The ERA5 data can now be reprojected to UTM 50N using the rasterio accessor tools.

Note

The interpolation mapping used here at the moment is the nearestmethod of rasterio. Other methods are available: https://rasterio.readthedocs.io/en/stable/api/rasterio.enums.html#rasterio.enums.Resampling We might want to use a different interpolation strategy to give a smooth surface .

utm50N_crs = CRS.from_epsg(32650)
era5_data_UTM50N = era5_data_WGS84.rio.reproject(
    dst_crs=utm50N_crs,
    shape=dest_shape,
    transform=dest_transform,
    resampling=Resampling.nearest,
)

Warning

The Virtual Ecosystem example data is run on a 90 x 90 m grid. This means that some form of spatial downscaling has to be applied to the dataset, for example by spatially interpolating coarser resolution climate data and including the effects of local topography. This is not yet implemented!

We now need to convert the units of the dataset to match those expected by the Virtual Ecosystem.

dataset = era5_data_UTM50N

# The standard output unit of 2m dewpoint temperature (d2m ) and 2m air temperature
# (t2m) is Kelvin (K) which we need to convert to degree Celsius (C) for the
# Virtual Ecosystem.
dataset["t2m_C"] = dataset["t2m"] - 273.15
dataset["d2m_C"] = dataset["d2m"] - 273.15

# Relative humidity (rh) is not a standard output from ERA5-Land but can be calculated
# from 2m dewpoint temperature (d2m in C) and 2m air temperature (t2m in C)
dataset["rh"] = 100.0 * (
    np.exp(17.625 * dataset["d2m_C"] / (243.04 + dataset["d2m_C"]))
    / np.exp(17.625 * dataset["t2m_C"] / (243.04 + dataset["t2m_C"]))
)

# The standard output unit for total precipitation (tp) in ERA5-Land is meters (m)
# which we need to convert to millimeters (mm). Further, the data represents mean daily
# accumulated precipitation for the 9x9km grid box, so the value has to be scaled to
#  monthly (here 30 days). TODO handle daily inputs
dataset["tp_mm"] = dataset["tp"] * 1000 * 30

# The standard output unit for surface pressure (sp) in ERA5-Land is Pascal (Pa) which
# we need to convert to kilopascal (kPa) by dividing by 1000.
dataset["sp_kPa"] = dataset["sp"] / 1000

# The standard output unit for surface solar radiation downward (ssrd) in ERA5-Land is
# Joule per square meter (Jm-2) which need to be converted to Watts per square meter
# (Wm-2) by dividing by the number of seconds in a month
dataset["ssrd_Wm-2"] = dataset["ssrd"] / 2592000

# The standard output unit for surface thermal radiation downward (strd) in ERA5-Land is
# Joule per square meter (Jm-2) which need to be converted to Watts per square meter
# (Wm-2) by dividing by the number of seconds in a month
dataset["strd_Wm-2"] = dataset["strd"] / 2592000

Some variables then need to be renamed to match Virtual Ecosystem conventions.

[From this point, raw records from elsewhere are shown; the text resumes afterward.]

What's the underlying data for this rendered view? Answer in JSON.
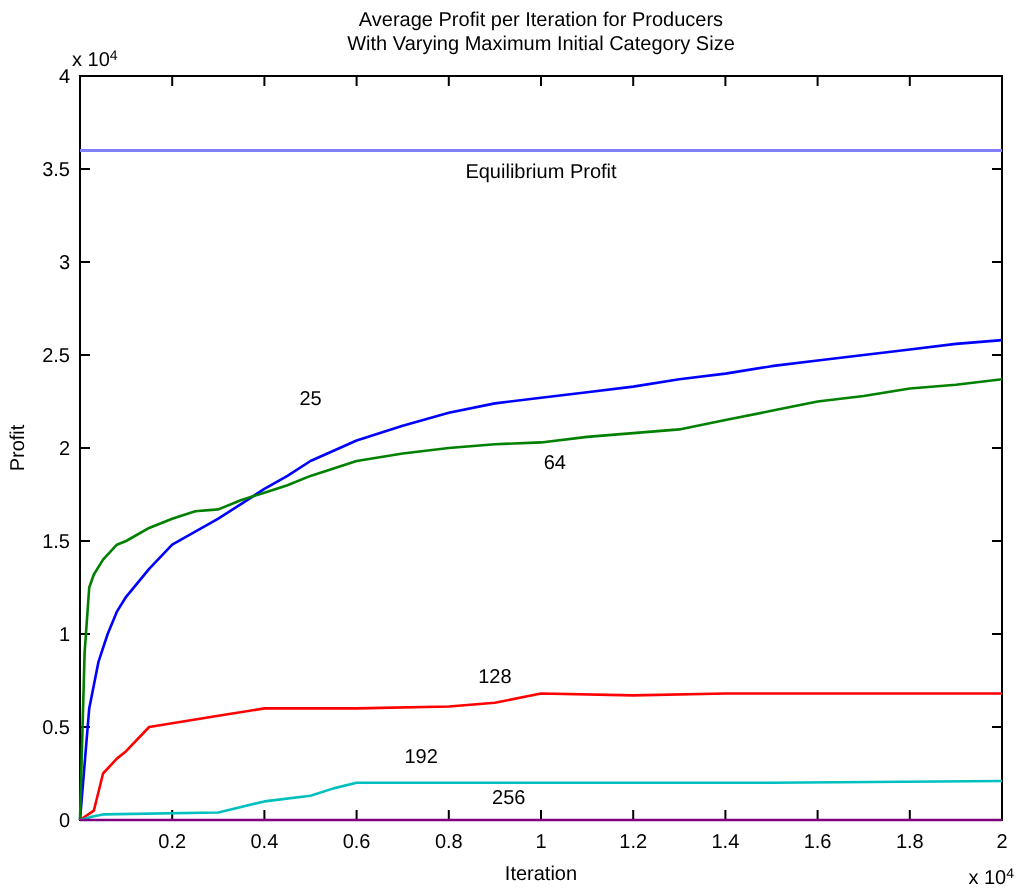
{
  "chart_data": {
    "type": "line",
    "title": "Average Profit per Iteration for Producers\nWith Varying Maximum Initial Category Size",
    "xlabel": "Iteration",
    "ylabel": "Profit",
    "xlim": [
      0,
      2
    ],
    "xticks": [
      0.2,
      0.4,
      0.6,
      0.8,
      1,
      1.2,
      1.4,
      1.6,
      1.8,
      2
    ],
    "ylim": [
      0,
      4
    ],
    "yticks": [
      0,
      0.5,
      1,
      1.5,
      2,
      2.5,
      3,
      3.5,
      4
    ],
    "grid": false,
    "marker": "none",
    "line_style": "solid",
    "ref_lines": [
      {
        "axis": "y",
        "value": 3.6,
        "label": "Equilibrium Profit",
        "color": "#8080ff"
      }
    ],
    "annotations": [
      "x 10$^{4}$",
      "x 10$^{4}$ "
    ],
    "series": [
      {
        "name": "25",
        "color": "#0000ff",
        "x": [
          0,
          0.01,
          0.02,
          0.04,
          0.06,
          0.08,
          0.1,
          0.15,
          0.2,
          0.25,
          0.3,
          0.35,
          0.4,
          0.45,
          0.5,
          0.6,
          0.7,
          0.8,
          0.9,
          1.0,
          1.1,
          1.2,
          1.3,
          1.4,
          1.5,
          1.6,
          1.7,
          1.8,
          1.9,
          2.0
        ],
        "values": [
          0,
          0.3,
          0.6,
          0.85,
          1.0,
          1.12,
          1.2,
          1.35,
          1.48,
          1.55,
          1.62,
          1.7,
          1.78,
          1.85,
          1.93,
          2.04,
          2.12,
          2.19,
          2.24,
          2.27,
          2.3,
          2.33,
          2.37,
          2.4,
          2.44,
          2.47,
          2.5,
          2.53,
          2.56,
          2.58
        ]
      },
      {
        "name": "64",
        "color": "#008000",
        "x": [
          0,
          0.01,
          0.02,
          0.03,
          0.05,
          0.08,
          0.1,
          0.15,
          0.2,
          0.25,
          0.3,
          0.35,
          0.4,
          0.45,
          0.5,
          0.6,
          0.7,
          0.8,
          0.9,
          1.0,
          1.1,
          1.2,
          1.3,
          1.4,
          1.5,
          1.6,
          1.7,
          1.8,
          1.9,
          2.0
        ],
        "values": [
          0,
          0.9,
          1.25,
          1.32,
          1.4,
          1.48,
          1.5,
          1.57,
          1.62,
          1.66,
          1.67,
          1.72,
          1.76,
          1.8,
          1.85,
          1.93,
          1.97,
          2.0,
          2.02,
          2.03,
          2.06,
          2.08,
          2.1,
          2.15,
          2.2,
          2.25,
          2.28,
          2.32,
          2.34,
          2.37
        ]
      },
      {
        "name": "128",
        "color": "#ff0000",
        "x": [
          0,
          0.03,
          0.05,
          0.08,
          0.1,
          0.15,
          0.2,
          0.3,
          0.4,
          0.5,
          0.6,
          0.8,
          0.9,
          1.0,
          1.2,
          1.4,
          1.6,
          1.8,
          2.0
        ],
        "values": [
          0,
          0.05,
          0.25,
          0.33,
          0.37,
          0.5,
          0.52,
          0.56,
          0.6,
          0.6,
          0.6,
          0.61,
          0.63,
          0.68,
          0.67,
          0.68,
          0.68,
          0.68,
          0.68
        ]
      },
      {
        "name": "192",
        "color": "#00bfbf",
        "x": [
          0,
          0.03,
          0.05,
          0.3,
          0.4,
          0.5,
          0.55,
          0.6,
          0.8,
          1.0,
          1.5,
          2.0
        ],
        "values": [
          0,
          0.02,
          0.03,
          0.04,
          0.1,
          0.13,
          0.17,
          0.2,
          0.2,
          0.2,
          0.2,
          0.21
        ]
      },
      {
        "name": "256",
        "color": "#7f007f",
        "x": [
          0,
          0.5,
          1.0,
          1.5,
          2.0
        ],
        "values": [
          0,
          0,
          0,
          0,
          0
        ]
      }
    ]
  }
}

dataset_cleaned = dataset.drop_vars(["d2m", "d2m_C", "t2m", "tp", "sp", "ssrd", "strd"])
dataset_renamed = dataset_cleaned.rename(
    {
        "sp_kPa": "atmospheric_pressure_ref",
        "tp_mm": "precipitation",
        "t2m_C": "air_temperature_ref",
        "rh": "relative_humidity_ref",
        "u10": "wind_speed_ref",
        "ssrd_Wm-2": "downward_shortwave_radiation",
        "strd_Wm-2": "downward_longwave_radiation",
    }
)

A time series of atmospheric CO2 is needed but is not included in ERA5. We add this here as a constant field of 400ppm.

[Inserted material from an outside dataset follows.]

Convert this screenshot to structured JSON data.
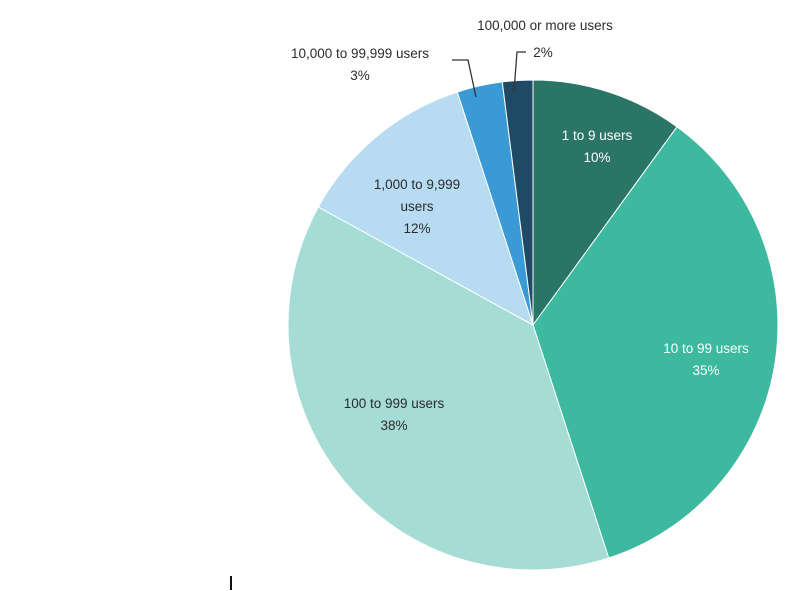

air_temp_shape = dataset_renamed["air_temperature_ref"].shape
dataset_renamed["atmospheric_co2_ref"] = xr.DataArray(
    400 * np.ones(air_temp_shape),
    dims=dataset_renamed["air_temperature_ref"].dims,
    coords=dataset_renamed["air_temperature_ref"].coords,
)

Mean annual temperature then need to be calculated from the full time series of air temperatures.

Note

In the future we plan to include a time series of mean annual data for every year.

time_dim = next(
    dim for dim in dataset_renamed["air_temperature_ref"].dims if "time" in dim
)

dataset_renamed["mean_annual_temperature"] = dataset_renamed[
    "air_temperature_ref"
].mean(dim=time_dim)

The dimensions of the reprojected dataset now need to be converted into the Virtual Ecosystem (VE) spatial layout, using x and y as physical spatial dimensions and time_index as the temporal dimension.

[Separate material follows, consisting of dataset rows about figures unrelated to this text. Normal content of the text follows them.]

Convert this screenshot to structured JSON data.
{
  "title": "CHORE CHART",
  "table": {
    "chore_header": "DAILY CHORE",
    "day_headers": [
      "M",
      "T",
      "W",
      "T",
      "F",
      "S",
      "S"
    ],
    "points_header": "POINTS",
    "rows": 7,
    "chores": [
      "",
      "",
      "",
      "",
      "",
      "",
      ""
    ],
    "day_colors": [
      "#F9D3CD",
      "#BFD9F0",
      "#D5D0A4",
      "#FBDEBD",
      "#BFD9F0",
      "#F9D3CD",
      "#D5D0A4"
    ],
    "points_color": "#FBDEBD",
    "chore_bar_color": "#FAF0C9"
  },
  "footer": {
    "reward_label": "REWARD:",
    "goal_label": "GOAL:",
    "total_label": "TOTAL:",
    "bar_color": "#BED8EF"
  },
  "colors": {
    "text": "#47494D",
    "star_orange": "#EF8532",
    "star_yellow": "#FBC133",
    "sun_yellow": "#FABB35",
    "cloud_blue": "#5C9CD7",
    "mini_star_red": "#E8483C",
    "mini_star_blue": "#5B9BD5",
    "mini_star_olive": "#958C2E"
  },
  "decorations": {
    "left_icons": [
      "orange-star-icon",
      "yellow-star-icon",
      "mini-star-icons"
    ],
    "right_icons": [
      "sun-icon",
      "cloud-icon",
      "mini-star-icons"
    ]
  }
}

cell_x = np.array(site_config["cell_x_centres"])  # UTM eastings
cell_y = np.array(site_config["cell_y_centres"])  # UTM northings
epsg_code = site_config["epsg_code"]
res = site_config["res"]  # target resolution (90 m)

The original grid coordinates (cell_x, cell_y) represent projected UTM cell-centre positions. To ensure consistency with VE inputs, these coordinates are converted to distances relative to the grid origin (cell centre based). This results in regularly spaced x and y coordinates starting at 0 and increasing by the grid resolution.

x = cell_x - cell_x[0]
y = cell_y - cell_y[0]

Identify the existing time dimension name in the dataset (e.g. ‘time’), allowing the script to remain robust to different NetCDF conventions.

time_dim = next(
    dim for dim in dataset_renamed["air_temperature_ref"].dims if "time" in dim
)

Rename the time dimension to “time_index” and assign spatial coordinates (x, y) as explicit coordinate variables.

n_time = dataset_renamed.sizes[time_dim]

dataset_xyt = dataset_renamed.rename_dims({time_dim: "time_index"}).assign_coords(
    {
        "x": x.astype(np.float32),
        "y": y.astype(np.float32),
        "time_index": np.arange(n_time, dtype=np.int32),
    }
)

# Explicitly enforce dimension order as (x, y, time_index).
dataset_xyt = dataset_xyt.transpose("x", "y", "time_index")

Once we confirmed that our dataset is complete and our calculations are correct, we save it as a new netcdf file.

output_dir_reprojected = Path(".../../../data/derived/abiotic/era5_land_monthly")
output_dir_reprojected.mkdir(parents=True, exist_ok=True)
output_filename_reprojected = output_dir_reprojected / "era5_maliau_2010_2020.90m.nc"

dataset_xyt.to_netcdf(output_filename_reprojected)